3- Selecção envelhecida (quer na base quer nos suplentes). Vítor Baía, Jorge Costa, Fernando Couto, Paulo Bento, Pedro Barbosa, etc. Tantos já com mais de 30 e com pouca vontade de renovar. Em 2014, sucede o mesmo (Pepe, Bruno Alves, Ricardo Costa, Postiga, Raul Meireles).
4- A obstinação do treinador. António Oliveira com os seus jogadores intocáveis e Paulo Bento com os seus. Total inflexibilidade para mudar.
5- Táctica. Em 2002, era bola no Figo que ele resolvia ou então fazer chegar a bola ao Pauleta. Em 2014, é bola no CR7 que ele resolve ou balão do Bruno Alves para a ala direita e ver o que sai dos pés do Nani ou do João Pereira. Curiosamente, quando, em 2002, Portugal mudou o sistema táctico e o jogo passava obrigatoriamente pelos criativos do meio-campo, Portugal ganhou 4-0 à Polónia. Coincidências, certamente, porque contra a Coreia foi voltar ao mesmo e ao medo de atacar uma equipa manifestamente inferior.
6- Jogadores com a cabeça noutras paragens e desligados do jogo. Passes à queima, bolas perdidas gratuitamente, alívios para o adversário, pouca corrida (e jogadores que nem andam), erros de marcação, repetiu-se hoje o que aconteceu em 2002 contra EUA e Coreia do Sul.
7- Factores injustificáveis que perturbam a concentração dos jogadores. Em 2002, era Oliveira com as suas mezinhas e bruxarias no balneário e em 2014 é Paulo Bento que permite demasiada brincadeira dos jogadores (as dancinhas nos treinos, jogadores que levam "porrada" se falharem exercícios [e o tempo que todos perdem com isso], episódios de fotografias e brincadeiras com apanha-bolas, adeptos que invadem treinos e são alvo de atenção dos jornalistas e jornalistas que desviam a atenção dos jogadores com estes episódios, etc). Concentração nos treinos em níveis mínimos.

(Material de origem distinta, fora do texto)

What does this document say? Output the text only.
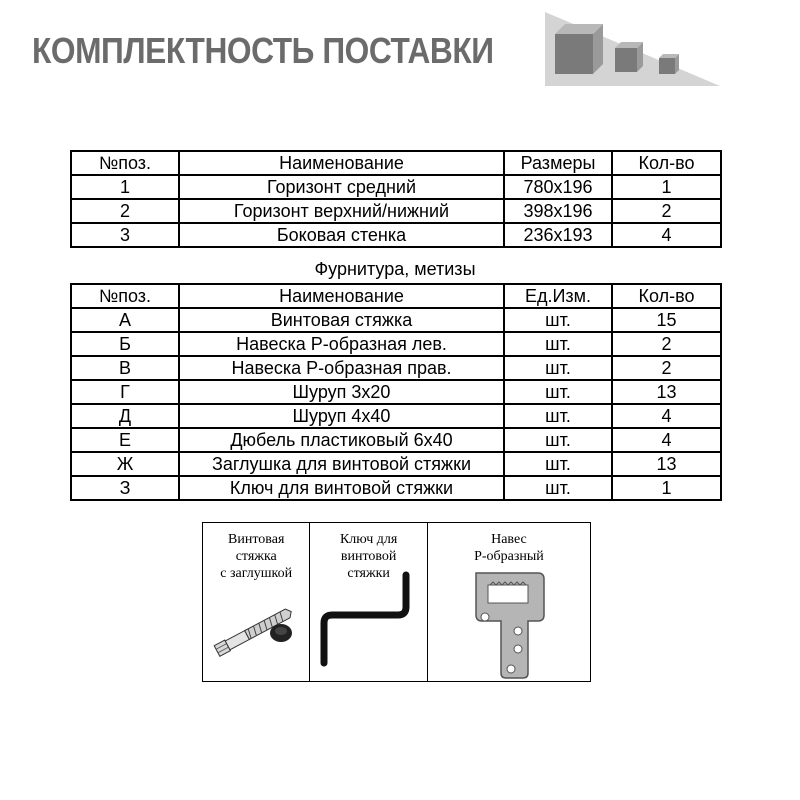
КОМПЛЕКТНОСТЬ ПОСТАВКИ
№поз.	Наименование	Размеры	Кол-во
1	Горизонт средний	780х196	1
2	Горизонт верхний/нижний	398х196	2
3	Боковая стенка	236х193	4
Фурнитура, метизы
№поз.	Наименование	Ед.Изм.	Кол-во
А	Винтовая стяжка	шт.	15
Б	Навеска Р-образная лев.	шт.	2
В	Навеска Р-образная прав.	шт.	2
Г	Шуруп 3х20	шт.	13
Д	Шуруп 4х40	шт.	4
Е	Дюбель пластиковый 6х40	шт.	4
Ж	Заглушка для винтовой стяжки	шт.	13
З	Ключ для винтовой стяжки	шт.	1
Винтовая
стяжка
с заглушкой
Ключ для
винтовой
стяжки
Навес
Р-образный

Luiz Felipe Scolari é um treinador básico - e eu não consigo gostar de um treinador que consegue perder duas vezes, em 3 semanas e em casa contra a Grécia -, mas sempre impôs autoridade (até em situações básicas como tratar os jogadores por "mininos" demonstra quem manda e como manda) e, apesar da pancada com a sr.ª do Caravaggio (pura questão de fé e devoção que se enquadra na livre escolha de cada um) e de ser teimoso, não era obstinado e era inteligente o suficiente para perceber que tinha de mudar. Ninguém tinha estatuto. Com Scolari desapareceu Vítor Baía e apareceu CR7 - tenho sérias dúvidas que com Paulo Bento um jovem de 18 anos, por mais talentoso que fosse, pudesse chegar a titular. E, mais importante, soube mudar radicalmente a equipa quando perdeu o primeiro jogo em casa contra a Grécia.
Talvez seja tarde para Paulo Bento recuperar todos os estragos já feitos, mas pode ainda minimizar alguns e talvez fazer renascer a equipa. Mudar jogadores com estatuto é obrigatório. Não lhe resta mais nada. Isto se não quiser repetir 2002 e ser mandado para casa depois de integrar um grupo com os EUA.
É típico português: não aprendemos com os erros do passado e só se pensa nos interesses pessoais de cada um. Enquanto os clientelismos, os estatutos e as teimosias cegas persistirem, nunca chegaremos a lugar algum. E não me venham com a conversa de que somos um país pequenino e tem poucas opções. A Bélgica tem uma equipa nova e de sonho e a Holanda é do tamanho do Alentejo e tem talento para dar e vender (gerações atrás de gerações). Menos empresários, menos brasileiros de 3.ª divisão e mais investimento em jogadores portugueses.